In Phuket, the areas already under consideration include the beaches at Nai Yang as well as Mai Khao Beach – at 14 kilometres long, Phuket’s longest beach – all the way to Sai Kaew Beach on the northwestern tip of the island.
Mr Prarop explained that although Sirinath Marine National Park includes all these beaches, only at the southern end of the park does the park boundary include areas on shore.
All along Mai Khao Beach and Sai Kaew beach, the park includes the beach areas, but not the land immediately behind the sands, where many hotels, resorts, guesthouses and restaurants are built to offer scenic views to tourists.
“Turtles have returned to laying eggs in the area. We have not seen this for years. The last time leatherback turtles were spotted returning to Sirinath national park was in 2013,” Mr Prarop said.
“From October through December, turtles came ashore near a luxury resort on the headland just south of the park and laid eight different nests of turtle eggs,’ Mr Prarop pointed out.
“The eggs were taken into care by officials from the Phuket Marine Biological Center [PMBC]. We strongly believe more turtles will come back to lay more eggs,” he said.
For the coastal national park north of Phuket, Park Chief Haritchai explained that the impetus for creating the zone there follows leatherback sea turtles finally returning to lay eggs at Thai Mueang and Natai Beach in recent months.
“Two leatherback turtle nests were found in the park within weeks of each other late last year. The first nest was found at Thai Mueang Beach, and the second nest was found on Tha Theng Beach in Tambon Natai on Nov 26, 12km from the first nest,” he said.

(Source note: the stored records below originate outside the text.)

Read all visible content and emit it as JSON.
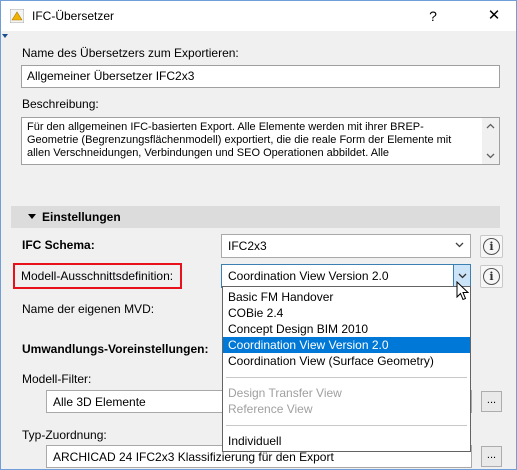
{
  "window": {
    "title": "IFC-Übersetzer",
    "help_label": "?",
    "close_label": "✕"
  },
  "translator": {
    "name_label": "Name des Übersetzers zum Exportieren:",
    "name_value": "Allgemeiner Übersetzer IFC2x3",
    "description_label": "Beschreibung:",
    "description_lines": [
      "Für den allgemeinen IFC-basierten Export. Alle Elemente werden mit ihrer BREP-",
      "Geometrie (Begrenzungsflächenmodell) exportiert, die die reale Form der Elemente mit",
      "allen Verschneidungen, Verbindungen und SEO Operationen abbildet. Alle"
    ]
  },
  "settings": {
    "section_title": "Einstellungen",
    "ifc_schema_label": "IFC Schema:",
    "ifc_schema_value": "IFC2x3",
    "mvd_label": "Modell-Ausschnittsdefinition:",
    "mvd_value": "Coordination View Version 2.0",
    "own_mvd_label": "Name der eigenen MVD:",
    "conversion_label": "Umwandlungs-Voreinstellungen:",
    "model_filter_label": "Modell-Filter:",
    "model_filter_value": "Alle 3D Elemente",
    "type_mapping_label": "Typ-Zuordnung:",
    "type_mapping_value": "ARCHICAD 24 IFC2x3 Klassifizierung für den Export",
    "dots_label": "...",
    "info_label": "i"
  },
  "dropdown": {
    "group1": [
      "Basic FM Handover",
      "COBie 2.4",
      "Concept Design BIM 2010",
      "Coordination View Version 2.0",
      "Coordination View (Surface Geometry)"
    ],
    "selected_index": 3,
    "group2": [
      "Design Transfer View",
      "Reference View"
    ],
    "group3": [
      "Individuell"
    ]
  },
  "colors": {
    "accent": "#0078d7",
    "highlight_border": "#e8101a",
    "window_border": "#6f9fd6"
  }
}
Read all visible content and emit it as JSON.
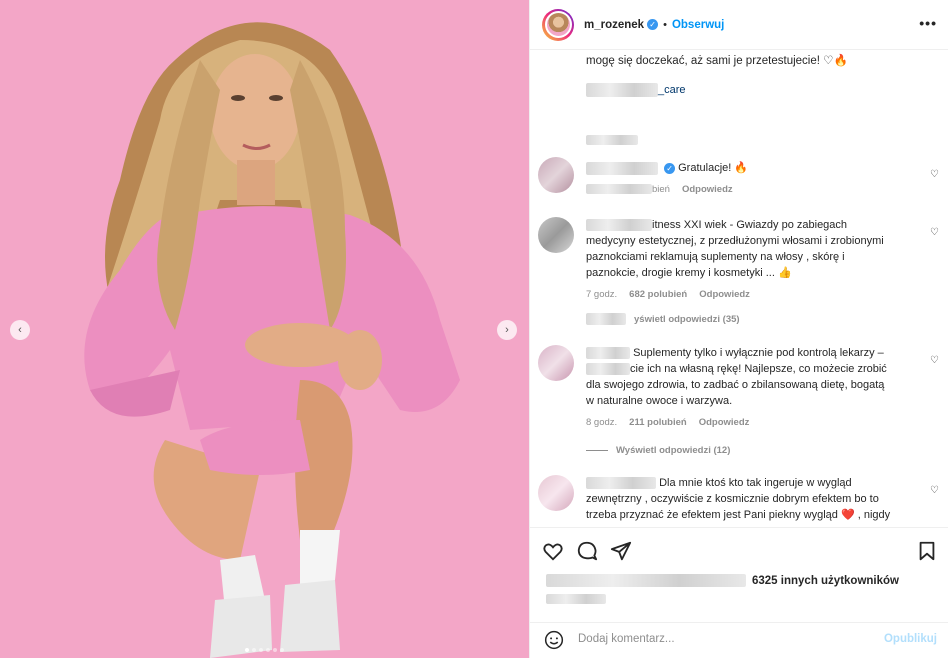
{
  "header": {
    "username": "m_rozenek",
    "separator": "•",
    "follow_label": "Obserwuj",
    "more_label": "•••"
  },
  "caption": {
    "text": "mogę się doczekać, aż sami je przetestujecie! ♡🔥",
    "mention_suffix": "_care"
  },
  "comments": [
    {
      "text": "Gratulacje! 🔥",
      "likes_suffix": "bień",
      "reply_label": "Odpowiedz"
    },
    {
      "text_lines": [
        "itness XXI wiek - Gwiazdy po zabiegach",
        "medycyny estetycznej, z przedłużonymi włosami i zrobionymi",
        "paznokciami reklamują suplementy na włosy , skórę i",
        "paznokcie, drogie kremy i kosmetyki ... 👍"
      ],
      "time": "7 godz.",
      "likes": "682 polubień",
      "reply_label": "Odpowiedz",
      "view_replies": "yświetl odpowiedzi (35)"
    },
    {
      "text_lines": [
        "Suplementy tylko i wyłącznie pod kontrolą lekarzy –",
        "cie ich na własną rękę! Najlepsze, co możecie zrobić",
        "dla swojego zdrowia, to zadbać o zbilansowaną dietę, bogatą",
        "w naturalne owoce i warzywa."
      ],
      "time": "8 godz.",
      "likes": "211 polubień",
      "reply_label": "Odpowiedz",
      "view_replies": "Wyświetl odpowiedzi (12)"
    },
    {
      "text_lines": [
        "Dla mnie ktoś kto tak ingeruje w wygląd",
        "zewnętrzny , oczywiście z kosmicznie dobrym efektem bo to",
        "trzeba przyznać że efektem jest Pani piekny wygląd ❤️ , nigdy"
      ]
    }
  ],
  "likes_summary": "6325 innych użytkowników",
  "add_comment": {
    "placeholder": "Dodaj komentarz...",
    "post_label": "Opublikuj"
  },
  "colors": {
    "background_pink": "#f3a6c7",
    "dress_pink": "#ec8fc0",
    "accent_blue": "#0095f6",
    "post_disabled": "#b2dffc"
  },
  "icons": [
    "verified-icon",
    "more-icon",
    "heart-icon",
    "comment-icon",
    "share-icon",
    "bookmark-icon",
    "emoji-icon",
    "chevron-left-icon",
    "chevron-right-icon"
  ]
}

“We are looking to create a turtle protection zone that includes both areas where turtle eggs were laid. The protection zone will cover more than 13km along the beach and extend 1.5km into the sea, covering 20.4 square kilometres in total.
“If any turtle lays egg in the area, we want the eggs to be protected,” he explained.
The turtle protection zones aim to have all businesses and developers in the areas agree to terms laid out in a joint declaration drawn up and signed in February last year by local hotels and resorts, tour operators and local officials already located in or operating in the two key areas.
As such, those in the protection zones abide to reduce the impact of electrical lighting along the beachfront, to reduce the number and intensity of beach parties and other activities on the beaches, to keep the beaches clean and reduce the impact of waste at the beach, and to improve awareness and understanding among local communities in areas near the protection zones.
“Already 10 hotels in Phuket and another 18 in Phang Nga have joined the campaign,” Mr Prarop said, adding that the goal is to positively promote those who do step up to protect turtles by publicly listing them.
“Tourists are smarter and more aware of environmental issues these days, and given a choice between booking a holiday with a business that supports turtle conservation and a business that does not – they will choose the business that does the right thing every time.
“Hence, I expect more hotels will join this project soon,” Mr Prarop added.
“However, we need more hotels and private operators to step up and help create more effective change. We welcome them to join the project.
“Any hotels or businesses wanting to join the project can contact the Mai Khao Marine Turtle Foundation,” Mr Prarop said.